Author Nehas Cook Book
4 from 5 votes
Prep Time 10 minutes
Cook Time 30 minutes
Total Time 40 minutes
Course Dry namkeen, Snack, Street Food
Cuisine Indian
Servings 1 box

Ingredients
 

For fafda

  • 250 grm besan - gram flour
  • ½ tsp ajwain
  • ½ cup water
  • 1 tsp salt or as per your taste
  • 1 tsp or 3 grm gathiya soda - soda ash
  • 3 tbsp or 25 grm oil
  • Oil for frying

Masala for fafda

  • 1 tsp asafetida - hing
  • ½ tsp black pepper powder
  • ½ tsp black salt

Besan kadhi

  • 2 tbsp besan
  • 1/8 tsp limbu na phool
  • 1 tbsp sugar
  • ¼ tsp turmeric powder
  • ½ cup + 1 cup water
  • 1 tbsp oil
  • ½ tsp mustard seeds
  • Pinch of hing
  • 2 chopped green chilli
  • Salt to taste

Raw Papaya sambharo

  • 1 cup grated raw papaya
  • 1 tsp red chilli powder
  • Salt to taste
  • 1 tsp sugar
  • 1 tsp lemon juice
  • Papaya sambharo with tempering
  • 1 cup grated raw papaya
  • 1 tbsp oil
  • ½ tsp mustard seeds
  • Pinch of hing
  • 2-3 chopped green chilli
  • ¼ tsp turmeric powder
  • Salt to taste
  • 1 tbsp sugar
  • 1 tsp lemon juice

Instructions

Making fafda

  • In a mixing bowl, sieve 250 grm besan flour. Add 1 tsp ajwain and mix well.
  • Now in a bowl, add ½ cup water 1 tsp salt, 1 tsp gathiya soda (or 1 tsp papad khar), 3 tbsp oil. whisk it till oil and water is combined.
  • Add prepared oil-water mixture and knead tight dough for gathiya.
  • Grease flour with oil, slightly wet your hand and go on kneading till the dough is nice and soft.
  • Then dough needs a good kneading, by the end it should not be sticky. It should be starchy, smooth and slightly changes its color.
  • Cover and rest dough for 15 minutes.
  • Now to shape the fafda, take a small portion of the dough & roll it into a thick cylinder using hands.
  • Place the dough cylinder lengthwise onto the chopping board & then using the base of the palm spread the dough upwards to flatten it out.
  • Another method, place cylinder shape dough ball on chopping board and gently roll it on upper direction. Follow the video to see the both methods.
  • Then peel the shaped fafda using a knife & fry in the oil directly over medium low heat for a few minutes until the fafda cooks from both the sides, make sure that you don’t fry it for too long as it takes only a few minutes.
  • Once fried remove the fafda from the oil & place it onto a sieve. Your perfectly fried fafdas are ready.
  • Now in a bowl, add hing, black pepper powder and black salt. mix well and sprinkle masala on fried fafda.
  • Serve fafda gathiya with besan kadhi and sambharo.

Besan kadhi

  • In a bowl, add besan, limbu na phool, sugar, turmeric powder and ½ cup water. Mix well. Kadhi mixture is ready.
  • Now in a pan, add oil, mustard seeds, hing and chopped green chili. saute it.
  • Then add 1 cup water and bring it to boil.
  • Now add kadhi mixture gradually and mix well.
  • Add salt and mix well.
  • Cook kadhi mixture on low flame for 5-7 minutes.
  • Besan kadhi is ready serve with fafda.

Papaya sambharo

  • Wash and remove skin of raw papaya. Grate it with big hole grater.
  • Then add red chilli powder, salt, sugar, lemon juice and some coriander leaves. Mix well.
  • Raw Papaya sambharo is ready. Serve with fafda.

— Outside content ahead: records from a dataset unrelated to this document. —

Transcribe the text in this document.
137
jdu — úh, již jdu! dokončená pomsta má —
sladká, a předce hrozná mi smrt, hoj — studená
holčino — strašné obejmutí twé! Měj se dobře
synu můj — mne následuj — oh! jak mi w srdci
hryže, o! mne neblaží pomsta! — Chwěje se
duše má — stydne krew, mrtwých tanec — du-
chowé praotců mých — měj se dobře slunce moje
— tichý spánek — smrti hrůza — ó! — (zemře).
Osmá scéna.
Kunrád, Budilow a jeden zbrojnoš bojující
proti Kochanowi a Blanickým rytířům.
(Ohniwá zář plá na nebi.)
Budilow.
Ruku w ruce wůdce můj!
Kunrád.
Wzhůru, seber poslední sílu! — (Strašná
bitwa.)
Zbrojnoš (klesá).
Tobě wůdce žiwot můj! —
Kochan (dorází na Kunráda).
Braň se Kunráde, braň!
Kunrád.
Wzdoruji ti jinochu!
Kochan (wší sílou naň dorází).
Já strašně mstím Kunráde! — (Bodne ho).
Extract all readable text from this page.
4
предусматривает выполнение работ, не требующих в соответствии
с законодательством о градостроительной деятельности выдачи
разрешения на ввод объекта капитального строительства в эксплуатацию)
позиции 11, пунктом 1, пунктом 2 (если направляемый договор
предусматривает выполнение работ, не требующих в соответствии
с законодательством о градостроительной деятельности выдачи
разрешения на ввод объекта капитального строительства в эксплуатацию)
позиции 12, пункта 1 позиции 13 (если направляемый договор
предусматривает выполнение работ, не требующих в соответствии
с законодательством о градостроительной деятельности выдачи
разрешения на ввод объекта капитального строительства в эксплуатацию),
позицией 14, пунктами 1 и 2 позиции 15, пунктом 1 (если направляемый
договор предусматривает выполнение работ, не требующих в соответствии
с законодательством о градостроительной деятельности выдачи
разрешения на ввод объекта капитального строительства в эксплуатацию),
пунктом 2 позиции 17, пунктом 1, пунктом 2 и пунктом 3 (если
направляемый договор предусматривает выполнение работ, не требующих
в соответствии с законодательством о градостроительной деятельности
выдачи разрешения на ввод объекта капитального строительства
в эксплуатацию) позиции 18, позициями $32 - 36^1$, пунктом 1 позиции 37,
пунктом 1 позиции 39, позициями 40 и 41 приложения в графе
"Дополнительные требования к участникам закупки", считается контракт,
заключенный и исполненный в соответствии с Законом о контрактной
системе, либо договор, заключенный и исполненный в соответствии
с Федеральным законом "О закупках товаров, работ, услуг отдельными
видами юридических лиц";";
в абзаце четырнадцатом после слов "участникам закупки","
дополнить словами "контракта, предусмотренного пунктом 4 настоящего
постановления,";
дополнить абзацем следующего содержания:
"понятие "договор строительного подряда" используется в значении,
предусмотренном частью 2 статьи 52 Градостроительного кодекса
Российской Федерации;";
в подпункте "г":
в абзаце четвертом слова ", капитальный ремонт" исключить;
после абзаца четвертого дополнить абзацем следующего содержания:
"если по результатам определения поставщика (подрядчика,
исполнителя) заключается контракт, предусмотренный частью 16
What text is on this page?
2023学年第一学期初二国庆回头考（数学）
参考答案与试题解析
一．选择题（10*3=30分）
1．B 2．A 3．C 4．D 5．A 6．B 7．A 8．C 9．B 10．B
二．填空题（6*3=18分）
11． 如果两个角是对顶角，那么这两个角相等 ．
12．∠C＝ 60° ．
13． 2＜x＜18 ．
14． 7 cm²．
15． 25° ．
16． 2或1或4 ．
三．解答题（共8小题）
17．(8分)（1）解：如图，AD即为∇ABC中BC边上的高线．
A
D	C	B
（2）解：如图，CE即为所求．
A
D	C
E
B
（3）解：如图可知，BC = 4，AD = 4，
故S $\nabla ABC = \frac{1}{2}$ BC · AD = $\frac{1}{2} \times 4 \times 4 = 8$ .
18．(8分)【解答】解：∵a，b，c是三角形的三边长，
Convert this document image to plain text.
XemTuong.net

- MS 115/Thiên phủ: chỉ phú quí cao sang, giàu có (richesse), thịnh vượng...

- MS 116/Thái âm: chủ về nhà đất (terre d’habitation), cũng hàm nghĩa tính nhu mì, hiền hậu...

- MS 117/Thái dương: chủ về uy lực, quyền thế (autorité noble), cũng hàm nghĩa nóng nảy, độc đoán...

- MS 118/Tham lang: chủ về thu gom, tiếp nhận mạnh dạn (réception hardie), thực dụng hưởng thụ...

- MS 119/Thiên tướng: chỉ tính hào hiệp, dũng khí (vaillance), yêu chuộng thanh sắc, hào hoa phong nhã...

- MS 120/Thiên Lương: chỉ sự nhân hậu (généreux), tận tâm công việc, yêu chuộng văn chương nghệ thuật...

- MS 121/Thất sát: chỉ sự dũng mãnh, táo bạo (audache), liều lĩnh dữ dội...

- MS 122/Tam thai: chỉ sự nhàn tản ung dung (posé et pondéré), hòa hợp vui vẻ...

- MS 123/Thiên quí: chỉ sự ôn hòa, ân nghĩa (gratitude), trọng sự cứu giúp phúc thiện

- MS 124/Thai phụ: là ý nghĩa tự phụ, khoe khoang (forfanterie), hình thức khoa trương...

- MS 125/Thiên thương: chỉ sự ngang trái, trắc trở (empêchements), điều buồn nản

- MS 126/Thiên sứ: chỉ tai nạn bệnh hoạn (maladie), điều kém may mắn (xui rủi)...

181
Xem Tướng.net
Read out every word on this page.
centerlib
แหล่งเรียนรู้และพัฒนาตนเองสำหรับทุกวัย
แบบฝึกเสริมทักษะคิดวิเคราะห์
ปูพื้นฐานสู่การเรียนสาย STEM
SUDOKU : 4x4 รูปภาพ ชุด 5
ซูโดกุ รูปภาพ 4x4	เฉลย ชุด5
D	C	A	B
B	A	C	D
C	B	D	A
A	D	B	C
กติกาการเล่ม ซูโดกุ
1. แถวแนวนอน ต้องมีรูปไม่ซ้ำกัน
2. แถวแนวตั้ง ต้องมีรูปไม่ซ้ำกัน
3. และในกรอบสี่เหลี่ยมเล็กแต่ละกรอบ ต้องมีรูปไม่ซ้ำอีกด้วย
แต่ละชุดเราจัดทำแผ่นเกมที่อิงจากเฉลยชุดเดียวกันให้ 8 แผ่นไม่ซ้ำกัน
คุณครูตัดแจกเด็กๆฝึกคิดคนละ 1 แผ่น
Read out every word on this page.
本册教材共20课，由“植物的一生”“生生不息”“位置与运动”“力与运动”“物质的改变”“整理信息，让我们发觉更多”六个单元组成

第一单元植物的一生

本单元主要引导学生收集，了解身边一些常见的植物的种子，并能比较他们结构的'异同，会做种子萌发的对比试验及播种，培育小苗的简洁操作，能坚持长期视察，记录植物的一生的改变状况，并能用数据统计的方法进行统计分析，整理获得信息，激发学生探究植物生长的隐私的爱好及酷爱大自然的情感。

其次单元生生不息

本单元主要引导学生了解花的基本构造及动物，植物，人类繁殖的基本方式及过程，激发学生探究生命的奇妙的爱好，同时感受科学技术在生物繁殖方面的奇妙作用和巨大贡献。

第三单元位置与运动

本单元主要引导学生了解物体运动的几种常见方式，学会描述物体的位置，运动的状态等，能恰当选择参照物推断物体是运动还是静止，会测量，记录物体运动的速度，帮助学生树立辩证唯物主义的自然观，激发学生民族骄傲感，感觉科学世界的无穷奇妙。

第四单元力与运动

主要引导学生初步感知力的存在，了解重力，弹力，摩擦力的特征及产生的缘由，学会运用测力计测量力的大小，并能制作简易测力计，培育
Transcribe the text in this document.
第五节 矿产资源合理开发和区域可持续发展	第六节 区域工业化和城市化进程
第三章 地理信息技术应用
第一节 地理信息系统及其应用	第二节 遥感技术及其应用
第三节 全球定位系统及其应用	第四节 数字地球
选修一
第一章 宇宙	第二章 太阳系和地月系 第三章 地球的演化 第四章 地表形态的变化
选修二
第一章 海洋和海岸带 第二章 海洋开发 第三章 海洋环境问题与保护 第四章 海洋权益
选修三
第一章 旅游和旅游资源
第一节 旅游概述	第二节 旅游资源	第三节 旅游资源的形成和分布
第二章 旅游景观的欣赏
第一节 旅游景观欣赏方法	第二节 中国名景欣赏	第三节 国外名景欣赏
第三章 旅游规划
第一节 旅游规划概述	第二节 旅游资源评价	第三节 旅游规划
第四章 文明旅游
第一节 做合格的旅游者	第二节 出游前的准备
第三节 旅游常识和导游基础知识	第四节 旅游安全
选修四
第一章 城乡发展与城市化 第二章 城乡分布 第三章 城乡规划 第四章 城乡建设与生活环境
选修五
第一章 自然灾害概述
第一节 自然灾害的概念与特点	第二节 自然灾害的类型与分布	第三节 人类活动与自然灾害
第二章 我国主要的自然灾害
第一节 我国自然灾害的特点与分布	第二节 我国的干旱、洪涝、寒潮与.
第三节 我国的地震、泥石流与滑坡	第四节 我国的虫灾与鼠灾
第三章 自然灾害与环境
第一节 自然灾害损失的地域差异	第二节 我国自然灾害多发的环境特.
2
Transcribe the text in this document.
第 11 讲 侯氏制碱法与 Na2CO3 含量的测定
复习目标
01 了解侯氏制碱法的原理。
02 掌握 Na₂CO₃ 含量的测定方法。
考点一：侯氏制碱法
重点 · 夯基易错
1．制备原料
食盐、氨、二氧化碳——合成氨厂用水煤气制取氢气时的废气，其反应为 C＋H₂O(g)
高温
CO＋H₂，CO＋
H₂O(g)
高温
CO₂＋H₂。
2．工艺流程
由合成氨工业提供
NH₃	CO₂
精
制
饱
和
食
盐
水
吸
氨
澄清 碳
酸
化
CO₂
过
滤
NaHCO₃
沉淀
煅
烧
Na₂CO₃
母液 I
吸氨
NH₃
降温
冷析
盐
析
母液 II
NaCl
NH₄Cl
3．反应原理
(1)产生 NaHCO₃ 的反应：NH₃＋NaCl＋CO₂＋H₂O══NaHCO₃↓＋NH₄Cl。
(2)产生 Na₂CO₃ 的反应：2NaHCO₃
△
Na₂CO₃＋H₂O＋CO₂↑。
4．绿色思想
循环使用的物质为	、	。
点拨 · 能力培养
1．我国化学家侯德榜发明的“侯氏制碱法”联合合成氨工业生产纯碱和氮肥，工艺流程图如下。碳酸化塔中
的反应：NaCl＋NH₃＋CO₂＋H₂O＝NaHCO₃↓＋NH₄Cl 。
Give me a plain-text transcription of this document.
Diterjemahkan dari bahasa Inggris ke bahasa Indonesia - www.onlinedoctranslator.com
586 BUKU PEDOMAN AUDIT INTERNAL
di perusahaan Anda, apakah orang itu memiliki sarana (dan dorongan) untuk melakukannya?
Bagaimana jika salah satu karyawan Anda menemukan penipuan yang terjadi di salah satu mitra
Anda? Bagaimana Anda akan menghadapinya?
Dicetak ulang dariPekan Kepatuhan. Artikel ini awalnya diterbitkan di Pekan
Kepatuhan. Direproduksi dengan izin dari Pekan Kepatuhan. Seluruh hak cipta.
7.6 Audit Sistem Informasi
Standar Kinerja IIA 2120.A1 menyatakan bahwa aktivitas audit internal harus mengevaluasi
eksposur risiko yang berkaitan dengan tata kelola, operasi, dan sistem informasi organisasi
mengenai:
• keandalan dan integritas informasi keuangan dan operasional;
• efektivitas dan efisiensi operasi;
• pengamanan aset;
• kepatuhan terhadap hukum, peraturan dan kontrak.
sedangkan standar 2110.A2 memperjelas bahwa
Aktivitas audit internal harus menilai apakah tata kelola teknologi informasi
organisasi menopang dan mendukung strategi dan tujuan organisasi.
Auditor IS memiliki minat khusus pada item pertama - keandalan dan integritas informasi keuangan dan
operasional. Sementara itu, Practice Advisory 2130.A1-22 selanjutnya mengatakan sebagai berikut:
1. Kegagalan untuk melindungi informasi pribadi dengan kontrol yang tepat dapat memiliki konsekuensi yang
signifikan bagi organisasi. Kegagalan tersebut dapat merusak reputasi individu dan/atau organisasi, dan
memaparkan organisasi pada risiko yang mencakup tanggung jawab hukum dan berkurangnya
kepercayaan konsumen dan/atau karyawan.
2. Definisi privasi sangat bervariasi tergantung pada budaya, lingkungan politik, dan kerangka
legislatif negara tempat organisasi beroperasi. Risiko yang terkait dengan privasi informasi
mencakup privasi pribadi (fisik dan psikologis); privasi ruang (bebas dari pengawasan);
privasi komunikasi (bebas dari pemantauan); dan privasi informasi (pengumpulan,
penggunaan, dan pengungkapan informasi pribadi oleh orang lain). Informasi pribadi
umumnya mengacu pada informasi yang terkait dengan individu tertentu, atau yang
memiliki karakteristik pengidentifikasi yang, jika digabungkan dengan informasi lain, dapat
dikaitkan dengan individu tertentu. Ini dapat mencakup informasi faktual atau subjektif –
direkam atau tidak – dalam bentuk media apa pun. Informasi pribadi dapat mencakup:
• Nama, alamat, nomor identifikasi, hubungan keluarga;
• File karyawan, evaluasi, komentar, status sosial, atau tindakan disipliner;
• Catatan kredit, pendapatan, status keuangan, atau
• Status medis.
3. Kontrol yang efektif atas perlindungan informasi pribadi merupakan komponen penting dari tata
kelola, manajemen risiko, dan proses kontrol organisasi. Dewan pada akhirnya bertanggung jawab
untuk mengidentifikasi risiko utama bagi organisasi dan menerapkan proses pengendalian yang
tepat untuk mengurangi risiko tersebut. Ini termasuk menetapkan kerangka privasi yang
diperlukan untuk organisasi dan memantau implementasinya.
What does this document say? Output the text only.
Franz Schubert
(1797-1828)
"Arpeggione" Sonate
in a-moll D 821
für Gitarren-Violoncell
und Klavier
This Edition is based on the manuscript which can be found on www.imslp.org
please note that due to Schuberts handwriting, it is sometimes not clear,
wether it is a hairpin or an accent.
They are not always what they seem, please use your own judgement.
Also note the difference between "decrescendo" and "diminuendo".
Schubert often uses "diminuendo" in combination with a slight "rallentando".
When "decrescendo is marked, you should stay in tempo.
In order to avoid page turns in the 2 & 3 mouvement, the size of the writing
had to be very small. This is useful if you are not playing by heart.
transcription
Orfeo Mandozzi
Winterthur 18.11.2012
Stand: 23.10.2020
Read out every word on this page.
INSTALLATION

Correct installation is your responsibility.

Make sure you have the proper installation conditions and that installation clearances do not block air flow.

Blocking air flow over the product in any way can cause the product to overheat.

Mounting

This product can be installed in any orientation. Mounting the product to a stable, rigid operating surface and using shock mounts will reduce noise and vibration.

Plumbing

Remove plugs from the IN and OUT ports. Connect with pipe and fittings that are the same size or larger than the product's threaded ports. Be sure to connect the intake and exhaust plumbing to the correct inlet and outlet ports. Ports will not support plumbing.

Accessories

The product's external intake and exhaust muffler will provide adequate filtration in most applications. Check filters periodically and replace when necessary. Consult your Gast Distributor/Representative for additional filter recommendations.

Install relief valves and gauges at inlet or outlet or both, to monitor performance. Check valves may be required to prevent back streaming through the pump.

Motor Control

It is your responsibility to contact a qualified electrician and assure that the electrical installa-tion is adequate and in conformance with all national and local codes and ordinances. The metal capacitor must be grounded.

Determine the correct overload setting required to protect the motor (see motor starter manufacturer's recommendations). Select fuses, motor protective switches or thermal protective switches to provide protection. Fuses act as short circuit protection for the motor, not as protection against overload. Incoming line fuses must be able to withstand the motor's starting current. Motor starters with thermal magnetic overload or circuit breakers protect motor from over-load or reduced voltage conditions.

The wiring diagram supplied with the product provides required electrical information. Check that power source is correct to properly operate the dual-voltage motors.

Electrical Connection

Papaya sambharo with tempering

  • Wash and remove skin of raw papaya. Grate it with medium hole grater.
  • Now in a tadka pan, add oil, mustard seeds, hing and chopped green chilli. saute it.
  • Add ¼ tsp turmeric powder and mix well.
  • Add tempering into grated papaya.
  • Then add salt, sugar and lemon juice. Mix well.
  • Sambharo is ready serve with fafda.

Notes

  • Sieve besan flour so air particles incorporate in it and become slightly fluffy.
  • Whisk oil and water so it will easily merge together.
  • Knead tight dough for gathiya.
  • Knead and starch dough till it slightly changes its color and become smooth.
  • Fry gathiya on low-medium flame. Do not fry it on high flame.
  • Store prepared gathiya into air-tight container. It stay good for 1-2 months.